When training complex machine learning models, the relationship between model complexity and data quality is crucial. Even the most sophisticated neural network architecture can plateau if the loss stops decreasing, indicating that the model has reached the limits of what it can learn from the available data. At this point, rather than adding more layers or parameters, the focus should shift to improving data quality, diversity, and relevance to the specific task. Better data—whether that means more accurate labels, more representative samples, or enhanced feature engineering—often proves more valuable than increased model complexity for breaking through performance plateaus.

## Part 6: Reflection and Documentation

### Question 1: How did early stopping affect the training process and final model performance?

Early stopping helped the model avoid overfitting by stopping the training as soon as it stopped improving. It also saved on computation time by preventing the model from having to iterate through all 100 epochs.

### Question 2: What patterns did you observe in the training and validation curves?

As the number of epochs increased in the model, the training error decreased while the validation error increased, signifying overfitting. Early stopping enabled the model to optimize both values.

### Question 3: In a healthcare context like this one, why is it particularly important to prevent overfitting?

Overfitting would lead to more predictions based on anomalies in the training data instead of real life trends. In a healthcare context that would lead to missed warnings for patients at higher risk in addition to needless time and resources being spent on low risk patients.

### Question 4: How would you explain the benefits of your monitoring approach to non-technical healthcare staff?

This model is able to recognize trends in patient information instead of only memorizing past data. It uses processes that can track progress on it's own learning so that it is able to optimize its predictive ability.
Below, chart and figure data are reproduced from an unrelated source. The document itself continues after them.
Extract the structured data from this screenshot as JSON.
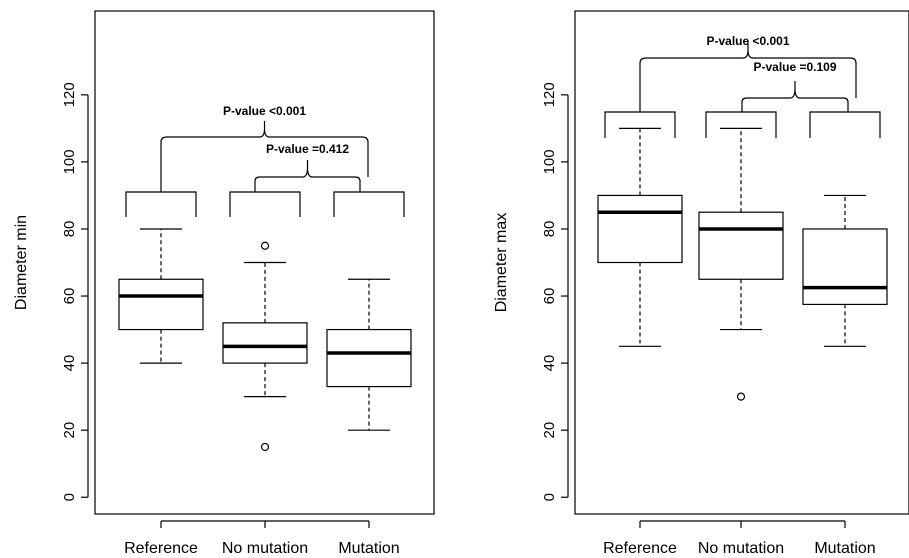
{
  "chart_data": [
    {
      "type": "boxplot",
      "ylabel": "Diameter min",
      "ylim": [
        -5,
        145
      ],
      "yticks": [
        0,
        20,
        40,
        60,
        80,
        100,
        120
      ],
      "categories": [
        "Reference",
        "No mutation",
        "Mutation"
      ],
      "boxes": [
        {
          "name": "Reference",
          "lower_whisker": 40,
          "q1": 50,
          "median": 60,
          "q3": 65,
          "upper_whisker": 80,
          "outliers": []
        },
        {
          "name": "No mutation",
          "lower_whisker": 30,
          "q1": 40,
          "median": 45,
          "q3": 52,
          "upper_whisker": 70,
          "outliers": [
            75,
            15
          ]
        },
        {
          "name": "Mutation",
          "lower_whisker": 20,
          "q1": 33,
          "median": 43,
          "q3": 50,
          "upper_whisker": 65,
          "outliers": []
        }
      ],
      "annotations": [
        {
          "text": "P-value  <0.001",
          "groups": [
            "Reference",
            "No mutation & Mutation"
          ]
        },
        {
          "text": "P-value  =0.412",
          "groups": [
            "No mutation",
            "Mutation"
          ]
        }
      ]
    },
    {
      "type": "boxplot",
      "ylabel": "Diameter max",
      "ylim": [
        -5,
        145
      ],
      "yticks": [
        0,
        20,
        40,
        60,
        80,
        100,
        120
      ],
      "categories": [
        "Reference",
        "No mutation",
        "Mutation"
      ],
      "boxes": [
        {
          "name": "Reference",
          "lower_whisker": 45,
          "q1": 70,
          "median": 85,
          "q3": 90,
          "upper_whisker": 110,
          "outliers": []
        },
        {
          "name": "No mutation",
          "lower_whisker": 50,
          "q1": 65,
          "median": 80,
          "q3": 85,
          "upper_whisker": 110,
          "outliers": [
            30
          ]
        },
        {
          "name": "Mutation",
          "lower_whisker": 45,
          "q1": 57.5,
          "median": 62.5,
          "q3": 80,
          "upper_whisker": 90,
          "outliers": []
        }
      ],
      "annotations": [
        {
          "text": "P-value  <0.001",
          "groups": [
            "Reference",
            "No mutation & Mutation"
          ]
        },
        {
          "text": "P-value  =0.109",
          "groups": [
            "No mutation",
            "Mutation"
          ]
        }
      ]
    }
  ]
}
These processes function in order to better identify risk and avoid false alarms.

## Summary of Implemented Techniques

In this lab, we've implemented and demonstrated several key techniques for improving neural network training:

1. **Early Stopping**: Automatically halts training when validation performance stops improving, preventing overfitting and saving computational resources.

2. **Model Checkpointing**: Saves the best-performing model during training, ensuring we retain the optimal weights even if training continues past the ideal point.

3. **Training Visualization**: Using TensorBoard and custom plotting functions to monitor and interpret the training process in real-time.

4. **BatchNormalization**: Stabilizes the distribution of layer inputs during training, helping to prevent vanishing/exploding gradients.

5. **Gradient Clipping**: Limits the size of gradient updates to prevent unstable training.

6. **Advanced Activation Functions**: Using LeakyReLU instead of standard ReLU to prevent "dead neurons" and improve gradient flow.

8. **Dropout**: Randomly deactivating neurons during training to prevent overfitting and improve generalization.

By combining these techniques, we were able to improve model performance and training stability if only minorly, resulting in a more reliable patient readmission prediction model that would perform better in real-world healthcare settings. Ultimately, because our final model is accounting for potential issues and still not performing as well as we hoped, it becomes a matter of needing better and more data to predict readmission.

These monitoring and optimization techniques are applicable across a wide range of deep learning applications, not just healthcare, and should be considered essential components of any robust deep learning workflow.